Photo 3The chicken tamale, with a citrusy salsa verde, cotija cheese, and red onion, is a newer creation, courtesy of one of the kitchen’s line cooks. “It has house-made masa with shredded chicken inside and sits on a bed of salsa verde,” says Silva. “Everything is made from scratch; there are no outside sauces or anything like that in our dishes.” The tamale itself is sturdy, yet comes apart easily with a fork, but the star of the show is the salsa verde. Vibrant and tangy, with a touch of heat, it’s a sauce that you’ll be happy to eat with the tamale—but would probably be alright with eating it on its own. The milanesa fried chicken, for example, is a dish that shows fried food does not have to feel heavy. Crispy, tender and well-seasoned chicken breast is pounded thin and fried golden brown, before it’s anointed with a tropical pineapple and mango salsa, pickled red onion and Comida mole. The slaw and pickled red onion give a floral ying and yang to the dish and the mole—more fruit-forward than chocolate—grounds the plate with a homey feel. 

Comida’s wild Farro Island king salmon operates like a three-tiered garage of flavor. In the middle level, is the salmon, seared for a crispy exterior, with an incredibly rich and buttery taste. On the bottom level is that salsa verde, the citrus-bomb that cuts through the flaky, almost indulgent tasting salmon. And on the top floor are slices of grapefruit, bringing a certain bite that balances out of the fattiness of the fish and the tangy kick of the salsa verde. 

If desserts are meant to be fun, then the passion fruit and coconut masa pudding felt like a playground on a plate. Vanilla and masala marinated fruits such as strawberries, mango and blueberries populate the dish.

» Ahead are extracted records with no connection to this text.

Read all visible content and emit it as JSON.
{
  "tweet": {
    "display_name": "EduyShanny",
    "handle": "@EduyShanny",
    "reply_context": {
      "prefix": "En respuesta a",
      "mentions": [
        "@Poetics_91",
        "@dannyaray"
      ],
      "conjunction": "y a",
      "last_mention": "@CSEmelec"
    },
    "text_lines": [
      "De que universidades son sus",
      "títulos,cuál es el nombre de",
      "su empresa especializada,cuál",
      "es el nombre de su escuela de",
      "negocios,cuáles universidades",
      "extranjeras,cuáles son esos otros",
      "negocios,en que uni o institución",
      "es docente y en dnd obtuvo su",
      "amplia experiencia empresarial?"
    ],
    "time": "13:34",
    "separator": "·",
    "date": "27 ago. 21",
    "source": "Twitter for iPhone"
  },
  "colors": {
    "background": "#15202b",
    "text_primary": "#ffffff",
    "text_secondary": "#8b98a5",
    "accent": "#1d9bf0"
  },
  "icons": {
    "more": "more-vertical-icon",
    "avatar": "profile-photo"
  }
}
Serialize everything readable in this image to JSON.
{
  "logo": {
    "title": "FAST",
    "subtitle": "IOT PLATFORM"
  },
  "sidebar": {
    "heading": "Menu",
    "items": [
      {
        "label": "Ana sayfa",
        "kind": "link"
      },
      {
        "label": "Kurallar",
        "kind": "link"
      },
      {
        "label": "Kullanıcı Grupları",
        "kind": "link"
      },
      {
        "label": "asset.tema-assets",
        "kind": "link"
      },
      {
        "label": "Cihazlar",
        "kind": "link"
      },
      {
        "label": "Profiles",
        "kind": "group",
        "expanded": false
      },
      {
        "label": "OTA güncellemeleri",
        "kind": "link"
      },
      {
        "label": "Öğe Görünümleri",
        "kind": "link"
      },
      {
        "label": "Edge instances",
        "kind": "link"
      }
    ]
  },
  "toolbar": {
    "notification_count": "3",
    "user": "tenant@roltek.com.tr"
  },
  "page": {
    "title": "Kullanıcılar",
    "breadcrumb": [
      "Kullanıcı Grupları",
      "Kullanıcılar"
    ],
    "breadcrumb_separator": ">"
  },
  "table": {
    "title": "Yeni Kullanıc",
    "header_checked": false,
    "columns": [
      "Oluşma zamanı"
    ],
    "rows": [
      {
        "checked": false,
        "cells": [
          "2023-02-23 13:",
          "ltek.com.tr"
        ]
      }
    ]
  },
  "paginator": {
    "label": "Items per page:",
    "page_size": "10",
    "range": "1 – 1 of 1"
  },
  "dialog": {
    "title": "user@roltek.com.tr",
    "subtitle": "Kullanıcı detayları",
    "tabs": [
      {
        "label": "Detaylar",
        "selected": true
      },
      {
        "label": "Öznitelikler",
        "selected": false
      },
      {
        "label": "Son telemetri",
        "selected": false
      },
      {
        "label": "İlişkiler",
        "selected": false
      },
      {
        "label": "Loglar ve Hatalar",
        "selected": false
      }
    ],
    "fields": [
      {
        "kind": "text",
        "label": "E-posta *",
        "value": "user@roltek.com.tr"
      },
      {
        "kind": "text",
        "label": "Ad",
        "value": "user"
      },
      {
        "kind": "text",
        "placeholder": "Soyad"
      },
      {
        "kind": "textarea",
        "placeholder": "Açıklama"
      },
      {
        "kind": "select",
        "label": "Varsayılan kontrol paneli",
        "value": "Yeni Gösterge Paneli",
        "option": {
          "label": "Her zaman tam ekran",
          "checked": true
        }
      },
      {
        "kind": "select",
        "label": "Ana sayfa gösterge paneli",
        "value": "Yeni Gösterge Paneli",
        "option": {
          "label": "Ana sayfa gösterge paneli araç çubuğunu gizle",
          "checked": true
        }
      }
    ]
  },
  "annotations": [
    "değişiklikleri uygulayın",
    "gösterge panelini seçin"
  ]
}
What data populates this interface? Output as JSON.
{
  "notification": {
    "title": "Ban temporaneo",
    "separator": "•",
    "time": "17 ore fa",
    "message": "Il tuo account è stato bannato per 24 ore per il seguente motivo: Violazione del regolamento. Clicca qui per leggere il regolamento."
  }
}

Nestled amongst the decorative flowers are mounds of the masa pudding—each dollop of pudding packs a zesty, piquant punch, the overtones of passionfruit coalescing with the smoothness of the coconut. The pudding is solid enough to stand on its own, with crumbly mounds and a velvety texture that melts in your mouth upon first bite.

In lieu of a full liquor license, Silva and the team at Comida had to get creative when designing their drink menu. As befitting of any steakhouse worth its salt, there is a formidable list of wines sourced primarily from South America, the United States and Spain. The cocktail—and ensuing mocktail—lists are where Silva really found room to play. Dale’s Campfire Old Fashioned, with madeira, Lyre’s malt, chocolate, walnut, angostura bitters and a smoked rosemary sprig, gives a similar whiskey taste of its hard liquor variant, but with notes of cocoa and an enriched sweetness. The Crimson Paloma brings the same profile of tequila, but substitutes it with Lyre’s agave and cava for a pungent cocktail. 

As for the mocktails, the “Not So” painkiller with Lyre’s spice cane, coconut, orange and pineapple juice offers a refreshing take on the classic dark rum cocktail from the Caribbean. “We have a lot of these mocktails for people who are trying to live a little healthier or have stopped drinking,” says Silva. “When I was younger, I got tired of seeing the only non-alcoholic option being a cranberry soda with a lime. That’s boring, that’s unimaginative, so we wanted to create non-alcoholic drinks that people would be glad to order and not feel like they’re sitting at the kids table.”